• acute variceal bleeding;
  • endoscopic injection of tissue adhesives;
  • endoscopic variceal ligation;
  • hepatocellular carcinoma;
  • portal vein thrombosis


Background and Aim

Risk factors for acute variceal bleeding in patients with hepatocellular carcinoma (HCC) and concurrent main portal vein thrombosis (PVT) remain unclear. We aimed to determine risk factors of in-hospital mortality after acute variceal bleeding for HCC patients with concurrent main PVT.
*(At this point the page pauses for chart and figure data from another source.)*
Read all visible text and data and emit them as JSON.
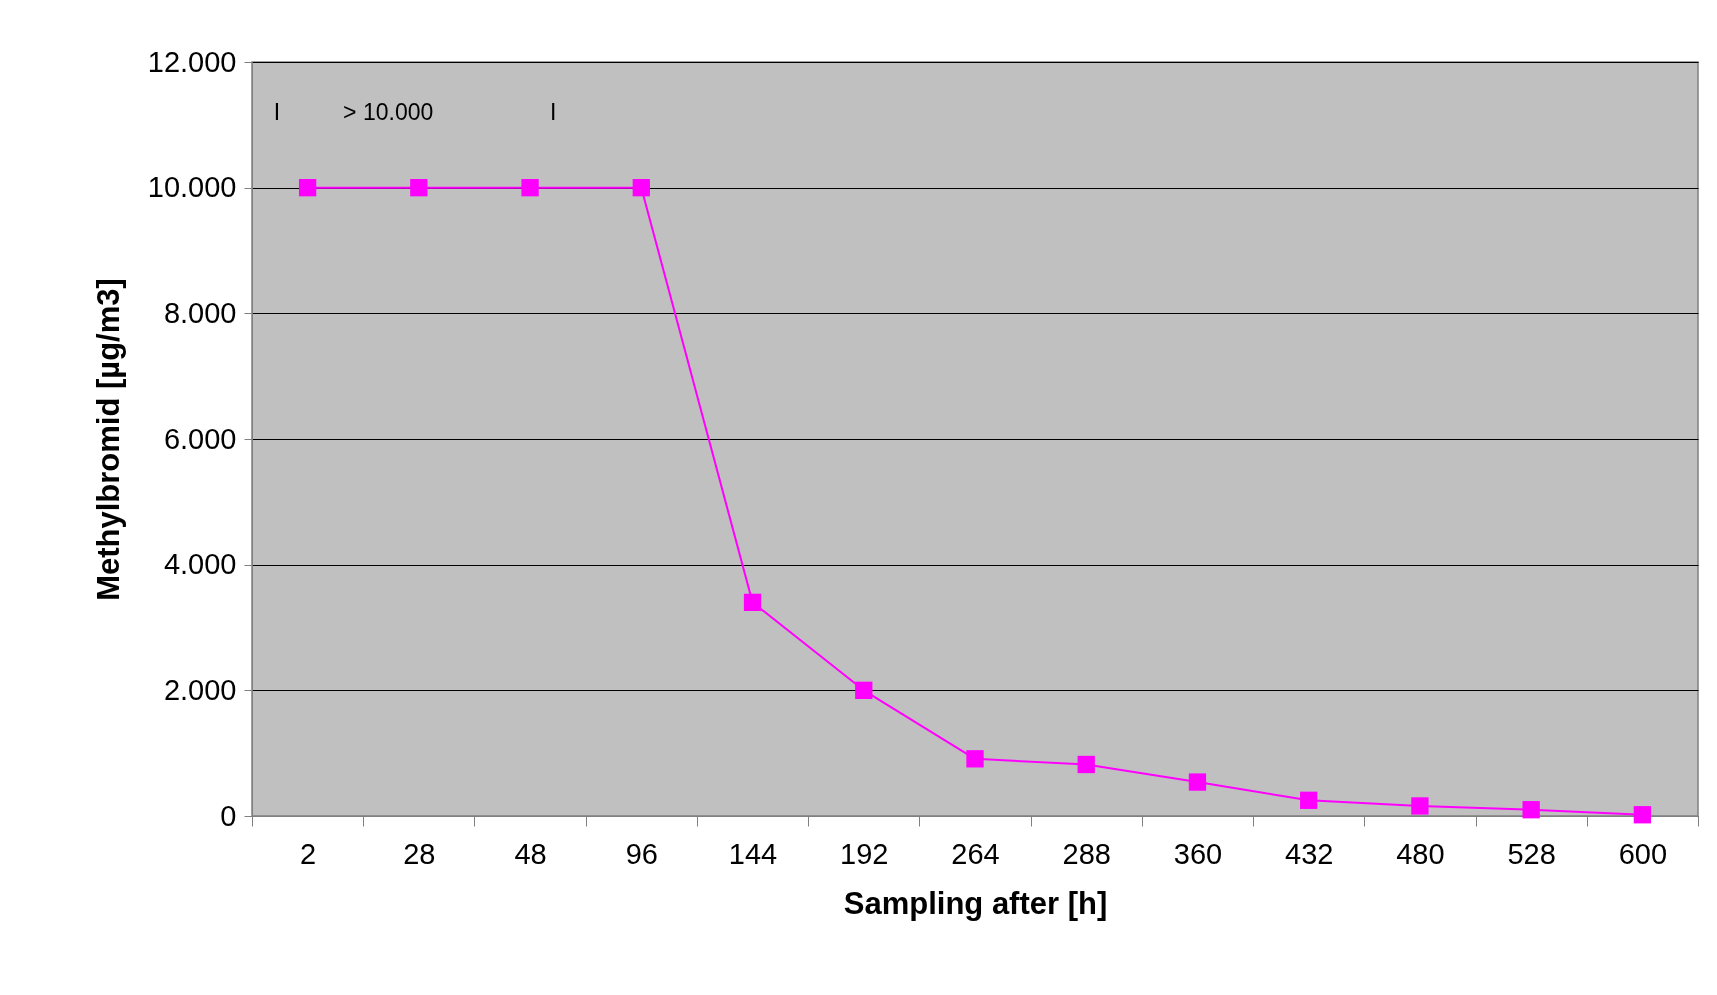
{
  "chart_data": {
    "type": "line",
    "xlabel": "Sampling after [h]",
    "ylabel": "Methylbromid [µg/m3]",
    "categories": [
      "2",
      "28",
      "48",
      "96",
      "144",
      "192",
      "264",
      "288",
      "360",
      "432",
      "480",
      "528",
      "600"
    ],
    "series": [
      {
        "color": "#ff00ff",
        "values": [
          10000,
          10000,
          10000,
          10000,
          3400,
          2000,
          910,
          820,
          540,
          250,
          160,
          100,
          20
        ]
      }
    ],
    "ylim": [
      0,
      12000
    ],
    "yticks": [
      {
        "value": 0,
        "label": "0"
      },
      {
        "value": 2000,
        "label": "2.000"
      },
      {
        "value": 4000,
        "label": "4.000"
      },
      {
        "value": 6000,
        "label": "6.000"
      },
      {
        "value": 8000,
        "label": "8.000"
      },
      {
        "value": 10000,
        "label": "10.000"
      },
      {
        "value": 12000,
        "label": "12.000"
      }
    ],
    "annotations": [
      "I",
      "> 10.000",
      "I"
    ],
    "grid": "y",
    "marker": "square",
    "line_style": "solid"
  }
}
We conducted a retrospective analysis of 102 HCC patients (83% men and 17% women) with concurrent main PVT and acute variceal bleeding. All patients received emergent endoscopy to define the bleeding source. Multivariable Cox proportional hazard regression analysis consisting of clinical, laboratory, and endoscopic parameters was performed to identify predictive factors for intrahospital mortality.


Twenty-eight (27.5%) patients died within admission. The median survival of all patients was 56 days. Multivariable Cox proportional hazard regression analyses revealed Child-Pugh score (adjusted hazard ratio [aHR]: 1.29 for each point; 95% confidence interval [CI]: 1.11–1.50), active bleeding on index endoscopy (aHR: 7.50; 95% CI: 3.05–18.4), esophageal varices as the bleeder (compared with gastric varices, aHR: 14.3; 95% CI: 3.12–66.1), failure to control bleeding (aHR: 38.0; 95% CI: 7.44–194), and serum creatinine (aHR: 1.28 for each increase of 1 mg/dL; 95% CI: 1.09–1.50) independently predicted in-hospital mortality.


Hepatic reserve, active bleeding on index endoscopy, failure to control bleeding, esophageal varices as the bleeder when compared with gastric varices, and renal function were independent predictive factors for in-hospital mortality in HCC patients with acute variceal bleeding and concurrent main PVT.